# Extended Euclidean algorithm

• Sep 21st 2009, 09:05 AM
geisonmcd
Extended Euclidean algorithm
Find the greatest common divisor D of the integers A and B, and write D with ax + by.

like in:
a = 60 b = 100

What i did to find the GCD:
100/60=1 remain 40.
60/40=1 remain 20.
40/20=2 remain 0.

GCD(60,100) = 20 that is the last remainder non-null.

Continuing:

40 = 100-1.60
20 = 60-1.40

But what do I do now?
• Sep 21st 2009, 12:09 PM
aidan
Quote:

Originally Posted by geisonmcd
Find the greatest common divisor D of the integers A and B, and write D with ax + by.

like in:
a = 60 b = 100

What i did to find the GCD:
100/60=1 remain 40.
60/40=1 remain 20.
40/20=2 remain 0.

GCD(60,100) = 20 that is the last remainder non-null.

Continuing:

40 = 100-1.60
20 = 60-1.40

But what do I do now?

Reduce both a & b by the gcd, making the revised GCD equal to 1.

$\displaystyle (a): \dfrac{60}{20} = 3$

$\displaystyle (b): \dfrac{100}{20} = 5$

3x + 5y = 1
3(2) + 5(-1) = 1

x=2, y=-1

$\displaystyle ax + by = gcd(a,b)$
$\displaystyle 60 \cdot 2 + 100 \cdot -1 = 20$
• Sep 21st 2009, 01:24 PM
geisonmcd
Where
Quote:

Originally Posted by aidan
Reduce both a & b by the gcd, making the revised GCD equal to 1.

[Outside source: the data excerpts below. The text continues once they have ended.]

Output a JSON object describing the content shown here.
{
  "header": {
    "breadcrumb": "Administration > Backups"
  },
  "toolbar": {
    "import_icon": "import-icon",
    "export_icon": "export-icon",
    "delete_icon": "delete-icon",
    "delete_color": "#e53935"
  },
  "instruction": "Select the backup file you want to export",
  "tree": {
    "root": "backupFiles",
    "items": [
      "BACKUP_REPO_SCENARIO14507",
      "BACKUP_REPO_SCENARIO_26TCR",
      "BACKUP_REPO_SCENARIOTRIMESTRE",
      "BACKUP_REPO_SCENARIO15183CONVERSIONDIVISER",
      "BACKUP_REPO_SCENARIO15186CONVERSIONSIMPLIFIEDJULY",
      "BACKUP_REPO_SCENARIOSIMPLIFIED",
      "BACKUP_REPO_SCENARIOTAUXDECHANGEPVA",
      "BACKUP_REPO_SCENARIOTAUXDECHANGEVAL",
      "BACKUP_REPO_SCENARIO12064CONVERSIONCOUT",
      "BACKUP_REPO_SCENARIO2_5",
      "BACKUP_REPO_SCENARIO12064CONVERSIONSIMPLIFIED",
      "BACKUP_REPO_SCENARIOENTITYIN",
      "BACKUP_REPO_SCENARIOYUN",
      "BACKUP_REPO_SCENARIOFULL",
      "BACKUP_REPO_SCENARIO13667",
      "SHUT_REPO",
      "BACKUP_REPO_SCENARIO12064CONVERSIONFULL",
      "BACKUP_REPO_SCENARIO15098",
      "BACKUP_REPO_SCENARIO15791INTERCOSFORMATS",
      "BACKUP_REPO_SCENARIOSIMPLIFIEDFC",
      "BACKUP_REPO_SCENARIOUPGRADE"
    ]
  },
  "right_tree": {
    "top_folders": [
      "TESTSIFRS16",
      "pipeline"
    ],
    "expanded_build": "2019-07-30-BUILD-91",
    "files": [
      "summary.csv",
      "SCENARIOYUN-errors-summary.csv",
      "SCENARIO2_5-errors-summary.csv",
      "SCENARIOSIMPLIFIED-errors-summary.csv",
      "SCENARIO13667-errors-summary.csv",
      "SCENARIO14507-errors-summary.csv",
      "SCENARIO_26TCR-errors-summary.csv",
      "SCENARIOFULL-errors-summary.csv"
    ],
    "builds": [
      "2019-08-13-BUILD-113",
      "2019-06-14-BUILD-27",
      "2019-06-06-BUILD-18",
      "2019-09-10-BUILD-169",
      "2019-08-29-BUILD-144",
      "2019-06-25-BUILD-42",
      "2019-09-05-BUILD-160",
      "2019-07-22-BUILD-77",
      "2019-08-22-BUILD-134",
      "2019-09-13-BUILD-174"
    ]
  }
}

$\displaystyle (a): \dfrac{60}{20} = 3$

$\displaystyle (b): \dfrac{100}{20} = 5$

3x + 5y = 1
3(2) + 5(-1) = 1

x=2, y=-1

$\displaystyle ax + by = gcd(a,b)$
$\displaystyle 60 \cdot 2 + 100 \cdot -1 = 20$

Hey,I didn't get it. From where the 2 and -1 after you have wrote 3x+ 5y = 1 came from?